Income Generation and Empowerment
This phase will focus on income generation and employment creation, including providing opportunities for individual entrepreneurship and enterprise, as well as community-wide revenue generation. The following activities will be implemented as part of the income generation and empowerment phase.Dairy Production:
Dairy production presents an ideal opportunity for the introduction of new ideas and concepts within the community, to aid buy-in and support of future projects, requiring as it does little adjustment on the part of the community members. Maasai have long had a tradition of cattle herding, and cattle are culturally very important. Currently, the cattle kept by community members of Enkutoto-Elangata-Enterit group ranch are Boran cattle, a hardy species of cow well adjusted to the harsh climatic conditions but ill-suited for milk production, yielding no more than 300 litres of milk per cow per year – enough only for home consumption. Cattle are, therefore, kept as insurance and sold in times of financial need as whole cows, with very low profit returns.

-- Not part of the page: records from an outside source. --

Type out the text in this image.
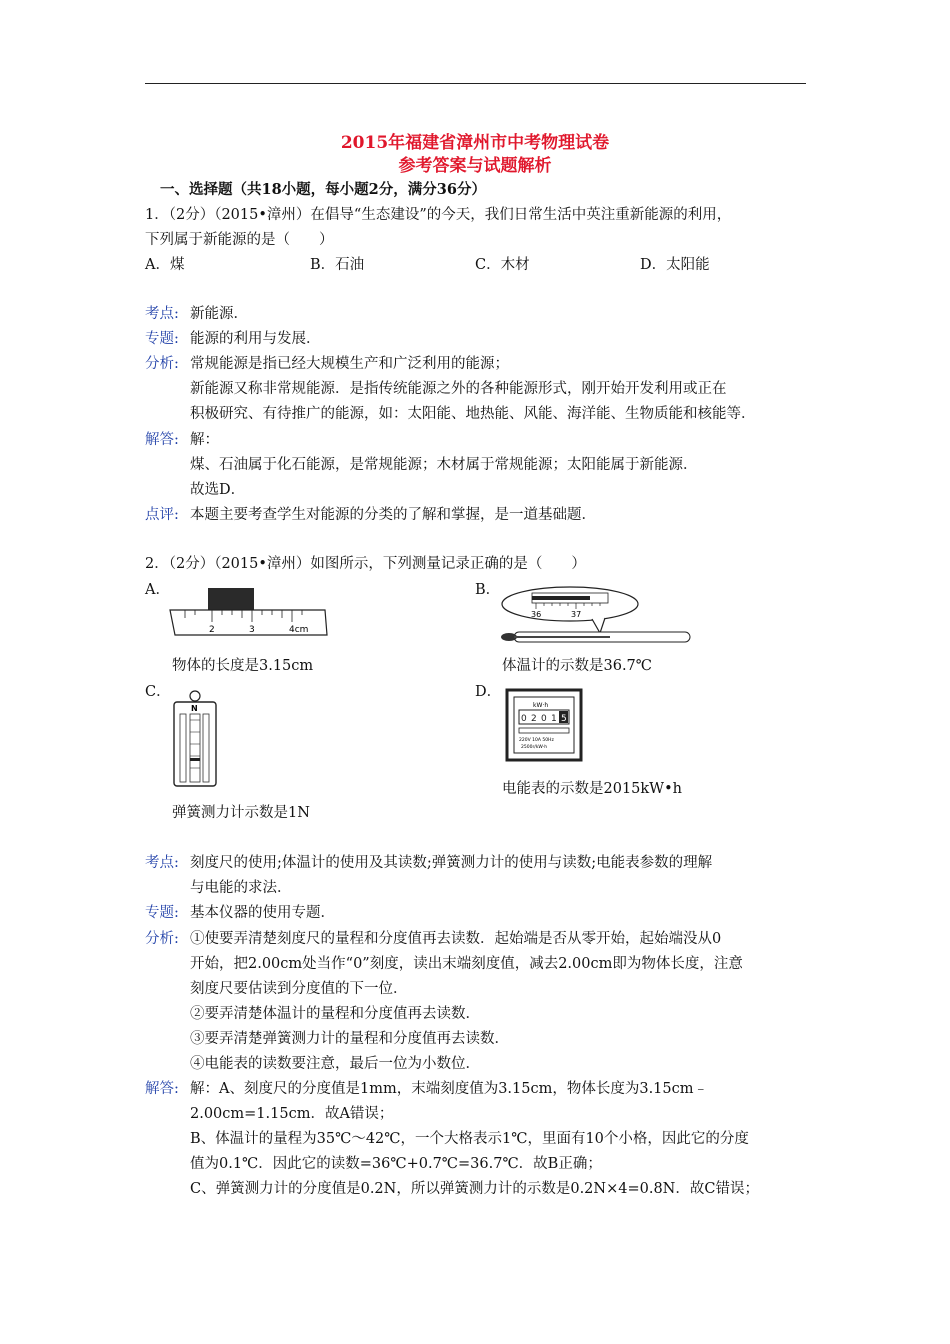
2015年福建省漳州市中考物理试卷
参考答案与试题解析
一、选择题（共18小题，每小题2分，满分36分）
1．（2分）（2015•漳州）在倡导“生态建设”的今天，我们日常生活中英注重新能源的利用，
下列属于新能源的是（　　）
A．煤	B．石油	C．木材	D．太阳能
考点: 新能源．
专题: 能源的利用与发展．
分析: 常规能源是指已经大规模生产和广泛利用的能源；
新能源又称非常规能源．是指传统能源之外的各种能源形式，刚开始开发利用或正在
积极研究、有待推广的能源，如：太阳能、地热能、风能、海洋能、生物质能和核能等．
解答: 解：
煤、石油属于化石能源，是常规能源；木材属于常规能源；太阳能属于新能源．
故选D．
点评: 本题主要考查学生对能源的分类的了解和掌握，是一道基础题．
2．（2分）（2015•漳州）如图所示，下列测量记录正确的是（　　）
A．	B．
2	3	4cm
36	37
物体的长度是3.15cm	体温计的示数是36.7℃
C．	D．
N	kW·h
0 2 0 1 5
220V 10A 50Hz
2500r/kW·h
电能表的示数是2015kW•h
弹簧测力计示数是1N
考点: 刻度尺的使用;体温计的使用及其读数;弹簧测力计的使用与读数;电能表参数的理解
与电能的求法．
专题: 基本仪器的使用专题．
分析: ①使要弄清楚刻度尺的量程和分度值再去读数．起始端是否从零开始，起始端没从0
开始，把2.00cm处当作“0”刻度，读出末端刻度值，减去2.00cm即为物体长度，注意
刻度尺要估读到分度值的下一位．
②要弄清楚体温计的量程和分度值再去读数．
③要弄清楚弹簧测力计的量程和分度值再去读数．
④电能表的读数要注意，最后一位为小数位．
解答: 解：A、刻度尺的分度值是1mm，末端刻度值为3.15cm，物体长度为3.15cm﹣
2.00cm=1.15cm．故A错误；
B、体温计的量程为35℃～42℃，一个大格表示1℃，里面有10个小格，因此它的分度
值为0.1℃．因此它的读数=36℃+0.7℃=36.7℃．故B正确；
C、弹簧测力计的分度值是0.2N，所以弹簧测力计的示数是0.2N×4=0.8N．故C错误；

However, the introduction of a Boran/Friesian cross breed, a hardy and high dairy production mix, would enable production of between 3000 – 4000 litres of milk per cow per year. This would provide a continuous and reliable source of income for improved livelihoods and community rejuvenation.

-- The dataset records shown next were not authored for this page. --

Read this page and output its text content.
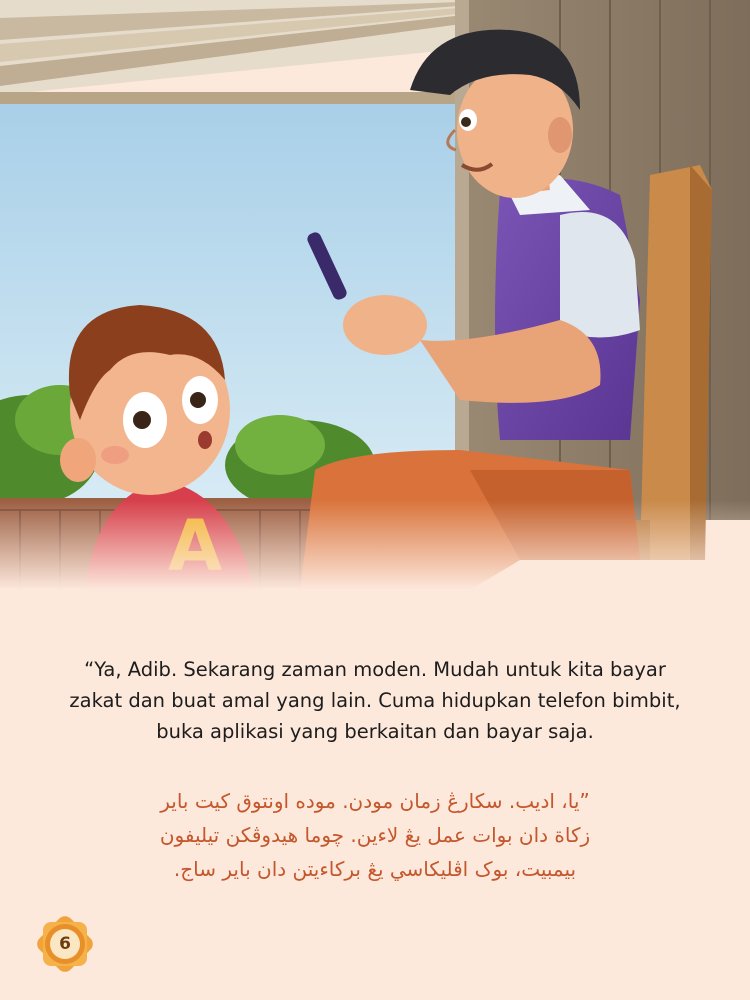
“Ya, Adib. Sekarang zaman moden. Mudah untuk kita bayar
zakat dan buat amal yang lain. Cuma hidupkan telefon bimbit,
buka aplikasi yang berkaitan dan bayar saja.
”يا، اديب. سکارڠ زمان مودن. موده اونتوق کيت باير
زکاة دان بوات عمل يڠ لاءين. چوما هيدوڤکن تيليفون
بيمبيت، بوک اڤليکاسي يڠ برکاءيتن دان باير ساج.
6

A zero grazing model of cattle rearing will be introduced for sustainability and to prevent environmental degradation from over-grazing. The introduction of refrigeration facilities, through the micro hydro schemes, will enable storage of diary produce, increasing shelf life and bargaining power.Agricultural Diversification:
Current predominant crops grown in the Enkutoto-Elangata-Enterit group ranch include maize, kale and tomatoes. All these crops have a relatively low market value and are very vulnerable to price fluctuations resulting from over supply. Crop diversification, with a focus on specialised and higher value produce, would generate significantly more revenue from the available cultivatable land. More appropriate crops may include higher value fruits to replace the vegetables currently being grown and seed maize rather than food maize. Wherever possible, emphasis will be placed on low maintenance crops, such as tree crops which do not require replanting, as well as on value added end products, such as producing fruit juice or dried fruits. Eco-tourism sites:
The forest area, once it is demarcated as a conservancy, offers excellent opportunities for eco-tourism. A suggested model may be to lease small areas of the forest for the development of micro eco-tourism lodges. Further, once conservancy status has been achieved, the community will be better able to demand payment of entrance fees, which can be used both for maintenance of the conservancy and for re-investment in the community. Conservation of the forest can also be used as a means to access funds through the Global carbon credit scheme. Real Estate:
Leasing areas of land, identified as being of little agricultural or economic potential, to people as holiday homes or city retreats would provide a valuable source of reliable revenue for the group ranch and would require few inputs. Water Catchment Protection:
Preservation of the group ranch’s water catchment areas may present opportunities for community income generation by charging a fee to enterprises downstream which rely on the water source for operation. An example would be the Magadi soda plant, around which Magadi town has developed. This large scale enterprise has expressed their willingness to contribute financially to guarantee the security of their water source, providing a reliable and secure source of finance for the community. Generating Revenue for Community Institutions:
Whilst a number of the income generating activities described present opportunity for either individual or community-wide revenue increase, existing community enterprises must also be prioritised to enable sustainability and the continued provision of quality community services. At present there are five schools on the group ranch. With inadequate public funding, and parents unable to pay high fees to compensate, the schools are currently continuously facing the challenge of being unable to find funding for teacher salaries, maintenance or expansion. The development plan proposes to allocate adequate land to each school, formalised through individual title deeds, to enable small scale high value income generation activities to be conducted specifically to generate revenue for the school funds. The income generating activities themselves could include dairy production, allocating school land for zero grazing, or high value crop production. This same strategy could be adopted by other community amenities such as clinics and hospitals. Bio-gas Digesters:
Schools, being a gathering point for a large number of people, can become hotspots for environmental impact. Currently, schools provide lunch for school-going children but cooking is done on a wood fire, encouraging deforestation and wasting valuable resources. Bio-gas digesters are powered by methane produced from organic matter and waste, and present a clean, low cost means of producing gas which can be used for cooking, amongst other things. It is proposed that bio-gas digesters be constructed at each of the schools to replace the current wood fired ovens. Cow manure collected from the children’s homesteads, or from school-owned livestock, could be used to generate eco-friendly cooking power. Excess gas produced has a retail value and could be sold to generate school funds. Partner Schools:
An additional means of generating income for schools is to link them with partner schools in the West. Forging partnerships between a Western school and one in a developing nation has long proven an effective means of cross-learning and fundraising. Schools will be identified in the United States to link with the community schools, opening opportunities for funds to be raised for specific school needs which will be outlined by the Group Ranch Education Committee.